Ricardo Melo criticizes the PT's "lack of appetite".
Columnist Ricardo Melo cites the battle for the bike lane by Fernando Haddad's government in São Paulo: "turning this into a government banner in a capital with such great needs reveals, as the people would say, a lack of common sense"; at the federal level, he says that, in addition to the Petrobras case, the party submits to a secondary, supporting role, also in the face of scandals such as the HSBC list and the recent Operation Zelotes.
247 – According to columnist Ricardo Melo, the PT's great dilemma is one of content, not form. "Conceived as a representative of workers, the PT has gradually abandoned its essence. From a banker, it risks becoming a banker, to the point of now occupying headlines as a champion of the primary surplus, cuts to social benefits, and shrinking resources for education."

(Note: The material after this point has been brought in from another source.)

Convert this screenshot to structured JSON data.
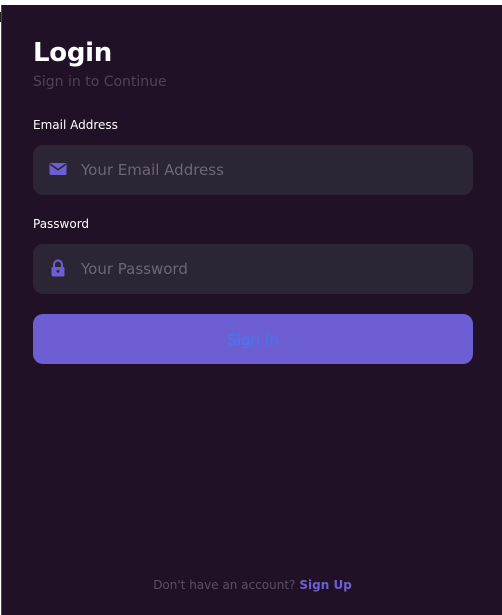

He sees the "PT's lack of appetite." In the case of the capital of São Paulo, he says that while São Paulo suffers from water shortages, experiences a dengue epidemic, and witnesses a new teachers' strike, Mayor Fernando Haddad is waging a battle for bike lanes: "Turning this into a government banner in a capital with such great needs reveals, as the people would say, a lack of common sense."
At the federal level, he says that, in addition to the Petrobras case, the party is relegated to a secondary, supporting role, also in the face of scandals such as the HSBC list and the recent Operation Zelotes (read closest).